Assim, falta alojamento/albergue para mulheres em situação de rua, absorventes não são mais doados no Centro Pop, clínicas de desintoxicação são Organizações Sociais (OS), ligadas a igrejas chamadas também de comunidades terapêuticas (terceirização do serviço público), filas em postos de saúde, falta ou ausência de medicamentos, entre outras mazelas.

De acordo com o documento Floripa Social, da prefeitura de Florianópolis, “em cinco anos, Florianópolis saltou de cerca de 250 pessoas em situação de rua para 500 em meados de 2017. Já na grande Florianópolis como um todo, estima-se a presença de mil pessoas dormindo ao ar livre”.

Um ano de EscutAção

Como fala no próprio evento do Facebook, criado para o encontro de quinta-feira, o projeto Educação Comunitária Integrar tem como prática pedagógica um exercício que, sem que fosse planejado inicialmente, oportunizou a criação do Grupo EscutAção: a Caminhada dos Privilégios.

Em 2018, ao finalizar o exercício, nas escadarias do Rosário, centro de Florianópolis, muitos estudantes, na sua grande maioria mulheres, relataram casos de violências.
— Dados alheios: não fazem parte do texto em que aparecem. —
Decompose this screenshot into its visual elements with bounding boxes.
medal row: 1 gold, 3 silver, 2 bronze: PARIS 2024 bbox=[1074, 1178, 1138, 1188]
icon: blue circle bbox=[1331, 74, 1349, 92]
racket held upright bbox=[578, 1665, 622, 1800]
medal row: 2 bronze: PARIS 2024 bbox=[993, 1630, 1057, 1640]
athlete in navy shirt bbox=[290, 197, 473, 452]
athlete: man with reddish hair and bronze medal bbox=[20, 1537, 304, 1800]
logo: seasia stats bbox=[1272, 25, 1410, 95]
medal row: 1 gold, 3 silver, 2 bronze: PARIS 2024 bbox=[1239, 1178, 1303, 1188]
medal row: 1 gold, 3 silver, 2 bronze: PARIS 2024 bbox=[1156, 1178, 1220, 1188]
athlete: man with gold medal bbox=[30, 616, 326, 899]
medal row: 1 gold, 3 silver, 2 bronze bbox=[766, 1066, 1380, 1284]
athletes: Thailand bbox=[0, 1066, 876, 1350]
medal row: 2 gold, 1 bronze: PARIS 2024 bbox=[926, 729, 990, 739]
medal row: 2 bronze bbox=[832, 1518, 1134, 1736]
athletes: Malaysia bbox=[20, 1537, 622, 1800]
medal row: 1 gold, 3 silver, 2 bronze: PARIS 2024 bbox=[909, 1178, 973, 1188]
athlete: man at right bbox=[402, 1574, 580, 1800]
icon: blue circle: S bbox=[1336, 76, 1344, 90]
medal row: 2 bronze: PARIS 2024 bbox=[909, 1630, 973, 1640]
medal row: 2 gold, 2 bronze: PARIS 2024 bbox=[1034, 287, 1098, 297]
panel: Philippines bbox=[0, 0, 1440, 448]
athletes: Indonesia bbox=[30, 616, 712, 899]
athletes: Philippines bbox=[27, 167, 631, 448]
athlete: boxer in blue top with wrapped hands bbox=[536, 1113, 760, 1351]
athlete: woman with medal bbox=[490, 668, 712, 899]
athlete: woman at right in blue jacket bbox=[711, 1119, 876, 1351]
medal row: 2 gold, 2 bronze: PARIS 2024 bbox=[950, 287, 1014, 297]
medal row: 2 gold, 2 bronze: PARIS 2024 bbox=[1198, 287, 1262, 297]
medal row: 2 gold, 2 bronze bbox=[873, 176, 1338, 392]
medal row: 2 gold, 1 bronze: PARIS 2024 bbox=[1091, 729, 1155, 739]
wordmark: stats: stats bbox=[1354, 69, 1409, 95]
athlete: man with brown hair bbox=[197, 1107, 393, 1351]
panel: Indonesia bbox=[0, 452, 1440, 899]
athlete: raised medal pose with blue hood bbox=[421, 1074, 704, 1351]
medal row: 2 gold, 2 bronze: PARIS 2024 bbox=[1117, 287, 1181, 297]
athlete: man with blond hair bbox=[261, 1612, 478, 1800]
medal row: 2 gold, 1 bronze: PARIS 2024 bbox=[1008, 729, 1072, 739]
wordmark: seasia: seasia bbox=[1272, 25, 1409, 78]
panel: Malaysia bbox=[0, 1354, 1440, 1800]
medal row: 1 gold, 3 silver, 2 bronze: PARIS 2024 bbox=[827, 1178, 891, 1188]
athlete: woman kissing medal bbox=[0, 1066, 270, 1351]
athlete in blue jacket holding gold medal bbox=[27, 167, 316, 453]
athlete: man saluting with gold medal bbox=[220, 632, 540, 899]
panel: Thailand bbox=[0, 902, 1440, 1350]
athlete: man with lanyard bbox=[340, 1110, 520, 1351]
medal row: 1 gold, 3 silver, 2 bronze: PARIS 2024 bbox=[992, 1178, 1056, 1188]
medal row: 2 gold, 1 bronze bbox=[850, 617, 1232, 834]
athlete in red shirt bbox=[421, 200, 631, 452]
Por conta destes relatos, foi idealizado um espaço onde as mulheres pudessem falar sobre as violências sem os olhares de desconfiança, onde cada uma encontrasse na outra a força para seguir sem medo.

“A ampliação e continuidade do trabalho que teve início no exercício Caminhada do Privilégios também se deu por compreendermos que o tema da violência contra mulher deve fazer parte das práticas pedagógicas como estratégia para construir relações humanas pautadas na dignidade e respeito”, explicam.

O grupo de mulheres EscutAção continua com suas reuniões mensais, no intuito de auxiliar uma mulher por vez, entendendo que as violências não somem das vidas das vítimas do dia para a noite, mas que elas podem ser suavizadas.